Other suggestions are better follow-up of underserved patients and the reasons why they do not receive VAD or are not registered for a transplant; the inclusion of psychosocial components in decision-making regarding the application for advanced therapy; and bringing “disparity experts” into cardiac team meetings to help identify biases in real time.

Commenting on the study, Khadijah Breathett, MD, HF/transplantation cardiologist and tenured associate professor of medicine, Indiana University Bloomington, said, “I’m glad there’s more push for awareness because there’s still has a population of people who don’t believe this is a real problem.”

Breathett, who is also a racial equity researcher, noted that the findings are similar to several studies suggesting racial disparities in HF care. In its own study 2019 of 400 providers showed identical clinical vignettes except for race, survey results and aloud interviews showed that decisions about advanced HF therapies are hierarchical and undemocratic, antecedents social and adherence are the most influential factors, and black men are seen as untrustworthy and adherent, despite having identical social backgrounds, which ultimately led to white men being offered transplant and VAD implantation for men black. The bias was particularly evident among older claimants.

“This problem is real,” Breathett said. “The process for awarding lifesaving therapies is not fair and there is some level of discrimination against people of color, especially black patients. It’s time we thought about how we address these issues.”

To see if centers can move the needle and practice system-level changes, Breathett and colleagues are launching the search for objectivity in the attribution of advanced heart failure (SOCIAL HF) Essay on therapies at 14 sites in the United States. It will measure the number of minority and female patients receiving advanced HF therapies at randomized centers to receive usual care or HF training, including evidence-based bias reduction training, use objective measures of social support and changes to facilitate group dynamics.
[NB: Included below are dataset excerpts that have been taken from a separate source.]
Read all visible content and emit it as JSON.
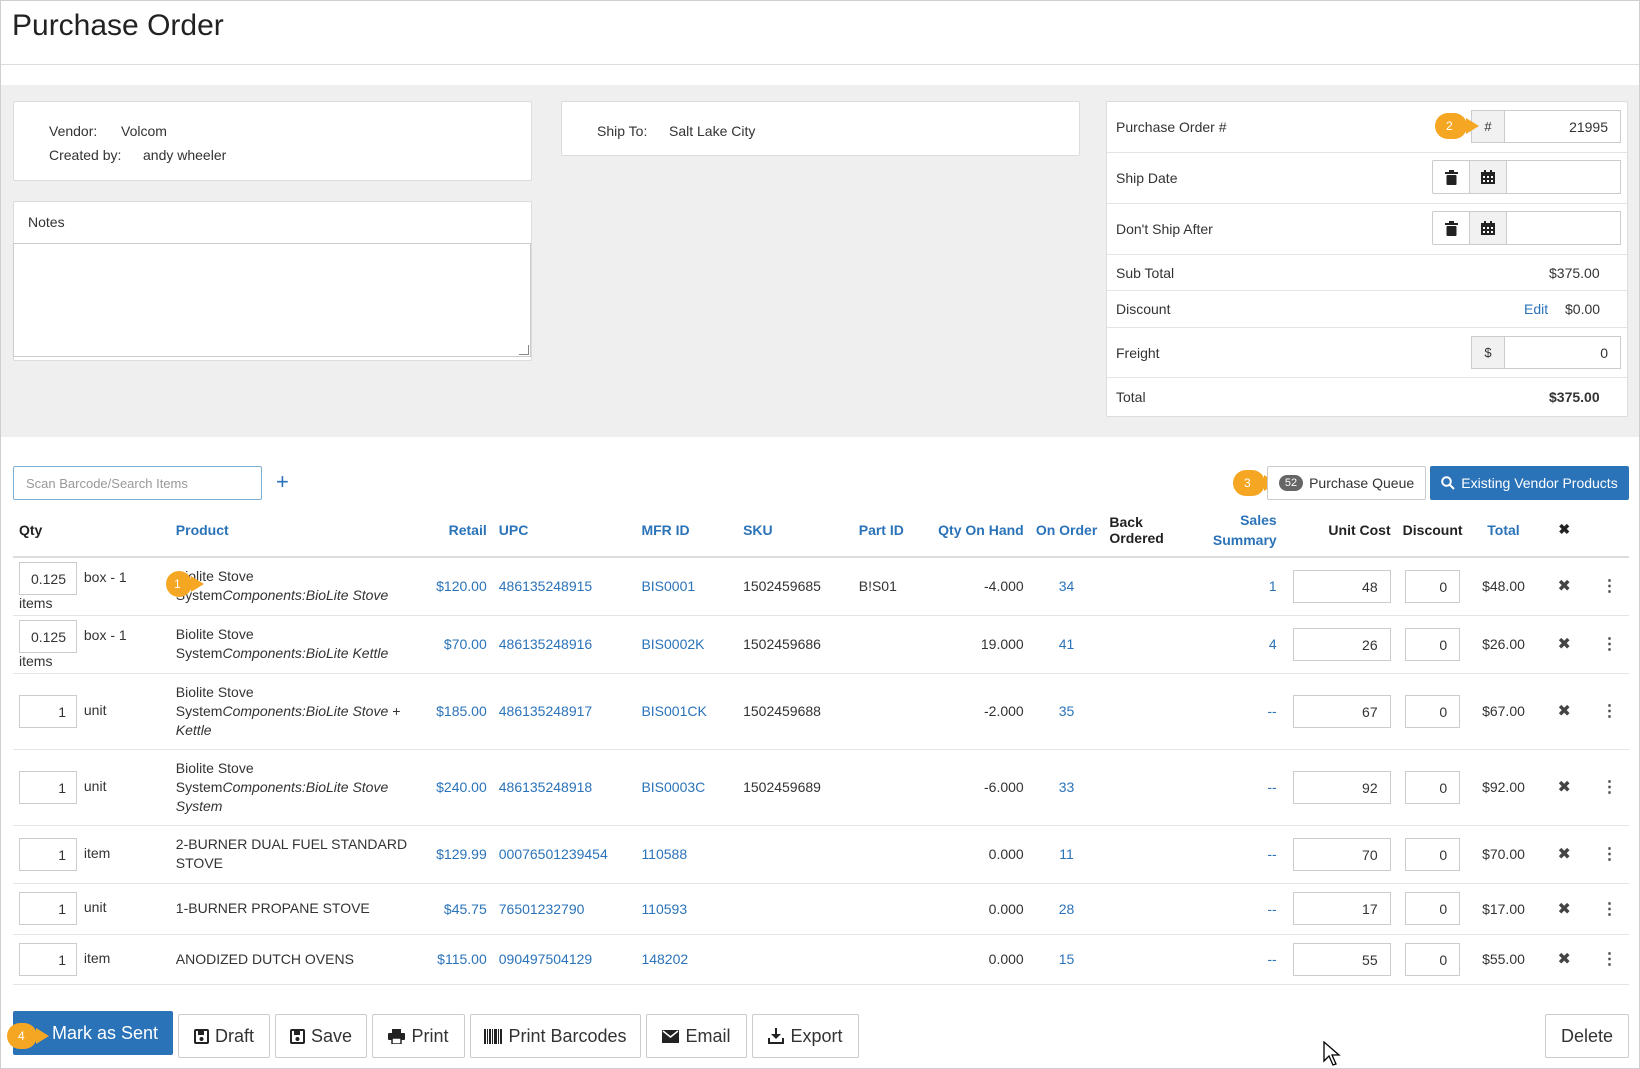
{
  "header": {
    "title": "Purchase Order"
  },
  "vendor_card": {
    "vendor_label": "Vendor:",
    "vendor_value": "Volcom",
    "created_label": "Created by:",
    "created_value": "andy wheeler"
  },
  "notes": {
    "label": "Notes",
    "value": ""
  },
  "ship_card": {
    "label": "Ship To:",
    "value": "Salt Lake City"
  },
  "po_panel": {
    "po_label": "Purchase Order #",
    "po_prefix": "#",
    "po_value": "21995",
    "ship_date_label": "Ship Date",
    "ship_date_value": "",
    "dont_ship_label": "Don't Ship After",
    "dont_ship_value": "",
    "subtotal_label": "Sub Total",
    "subtotal_value": "$375.00",
    "discount_label": "Discount",
    "discount_edit": "Edit",
    "discount_value": "$0.00",
    "freight_label": "Freight",
    "freight_prefix": "$",
    "freight_value": "0",
    "total_label": "Total",
    "total_value": "$375.00"
  },
  "callouts": {
    "c1": "1",
    "c2": "2",
    "c3": "3",
    "c4": "4"
  },
  "toolbar": {
    "search_placeholder": "Scan Barcode/Search Items",
    "add_label": "+",
    "queue_count": "52",
    "queue_label": "Purchase Queue",
    "existing_label": "Existing Vendor Products"
  },
  "table": {
    "columns": [
      "Qty",
      "Product",
      "Retail",
      "UPC",
      "MFR ID",
      "SKU",
      "Part ID",
      "Qty On Hand",
      "On Order",
      "Back Ordered",
      "Sales Summary",
      "Unit Cost",
      "Discount",
      "Total",
      "✖"
    ],
    "rows": [
      {
        "qty": "0.125",
        "unit": "box - 1 items",
        "product": "Biolite Stove",
        "product_path_prefix": "System",
        "product_path": "Components:BioLite Stove",
        "retail": "$120.00",
        "upc": "486135248915",
        "mfr": "BIS0001",
        "sku": "1502459685",
        "part": "B!S01",
        "on_hand": "-4.000",
        "on_order": "34",
        "back_ordered": "",
        "sales": "1",
        "unit_cost": "48",
        "discount": "0",
        "total": "$48.00"
      },
      {
        "qty": "0.125",
        "unit": "box - 1 items",
        "product": "Biolite Stove",
        "product_path_prefix": "System",
        "product_path": "Components:BioLite Kettle",
        "retail": "$70.00",
        "upc": "486135248916",
        "mfr": "BIS0002K",
        "sku": "1502459686",
        "part": "",
        "on_hand": "19.000",
        "on_order": "41",
        "back_ordered": "",
        "sales": "4",
        "unit_cost": "26",
        "discount": "0",
        "total": "$26.00"
      },
      {
        "qty": "1",
        "unit": "unit",
        "product": "Biolite Stove",
        "product_path_prefix": "System",
        "product_path": "Components:BioLite Stove + Kettle",
        "retail": "$185.00",
        "upc": "486135248917",
        "mfr": "BIS001CK",
        "sku": "1502459688",
        "part": "",
        "on_hand": "-2.000",
        "on_order": "35",
        "back_ordered": "",
        "sales": "--",
        "unit_cost": "67",
        "discount": "0",
        "total": "$67.00"
      },
      {
        "qty": "1",
        "unit": "unit",
        "product": "Biolite Stove",
        "product_path_prefix": "System",
        "product_path": "Components:BioLite Stove System",
        "retail": "$240.00",
        "upc": "486135248918",
        "mfr": "BIS0003C",
        "sku": "1502459689",
        "part": "",
        "on_hand": "-6.000",
        "on_order": "33",
        "back_ordered": "",
        "sales": "--",
        "unit_cost": "92",
        "discount": "0",
        "total": "$92.00"
      },
      {
        "qty": "1",
        "unit": "item",
        "product": "2-BURNER DUAL FUEL STANDARD STOVE",
        "product_path_prefix": "",
        "product_path": "",
        "retail": "$129.99",
        "upc": "00076501239454",
        "mfr": "110588",
        "sku": "",
        "part": "",
        "on_hand": "0.000",
        "on_order": "11",
        "back_ordered": "",
        "sales": "--",
        "unit_cost": "70",
        "discount": "0",
        "total": "$70.00"
      },
      {
        "qty": "1",
        "unit": "unit",
        "product": "1-BURNER PROPANE STOVE",
        "product_path_prefix": "",
        "product_path": "",
        "retail": "$45.75",
        "upc": "76501232790",
        "mfr": "110593",
        "sku": "",
        "part": "",
        "on_hand": "0.000",
        "on_order": "28",
        "back_ordered": "",
        "sales": "--",
        "unit_cost": "17",
        "discount": "0",
        "total": "$17.00"
      },
      {
        "qty": "1",
        "unit": "item",
        "product": "ANODIZED DUTCH OVENS",
        "product_path_prefix": "",
        "product_path": "",
        "retail": "$115.00",
        "upc": "090497504129",
        "mfr": "148202",
        "sku": "",
        "part": "",
        "on_hand": "0.000",
        "on_order": "15",
        "back_ordered": "",
        "sales": "--",
        "unit_cost": "55",
        "discount": "0",
        "total": "$55.00"
      }
    ]
  },
  "footer": {
    "mark_sent": "Mark as Sent",
    "draft": "Draft",
    "save": "Save",
    "print": "Print",
    "print_barcodes": "Print Barcodes",
    "email": "Email",
    "export": "Export",
    "delete": "Delete"
  },
  "colors": {
    "accent": "#2b73b9",
    "callout": "#f5a623",
    "panel_bg": "#efefef"
  }
}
The trial is scheduled to begin in January and end in September 2026.

“The main takeaway from this study is that it highlights and re-emphasizes the fact that racial disparities exist in access to advanced therapy care,” said Jaimin Trivedi, MD, MPH, associate professor of cardiothoracic surgery and director of clinical research and bioinformatics, University of Louisville, Kentucky, said in an interview.

He also called for education and training for all professionals, not just during residency or fellowship, to specifically identify issues with black patients and encourage black patients and family members to get involved. more in their HF care.

Trivedi said further studies should examine why mortality rates were similar in the study despite the disparities seen in VAD implantation and transplantation.

He also pointed out that while the study patients were treated from July 2015 to June 2016, a recent analysis by his team from the United Network for Organ Sharing (UNOS) database showed that 26% of transplants in 2019 were to black patients, up from just 5% in 1987. “So there are some encouraging signs as well.”

Cardiac failure Circ. Published online October 19, 2022. Summary.

The study was funded by the National Institutes of Health/National Heart, Lung, and Blood Institute (NHLBI) and the National Center for Advancing Translational Sciences. Cascino declares that it has no relevant financial relationship. Four co-authors report financial connections, including David Lanfear, who serves on Medscape’s advisory board. Breathett reported funding from multiple NHLBI grants.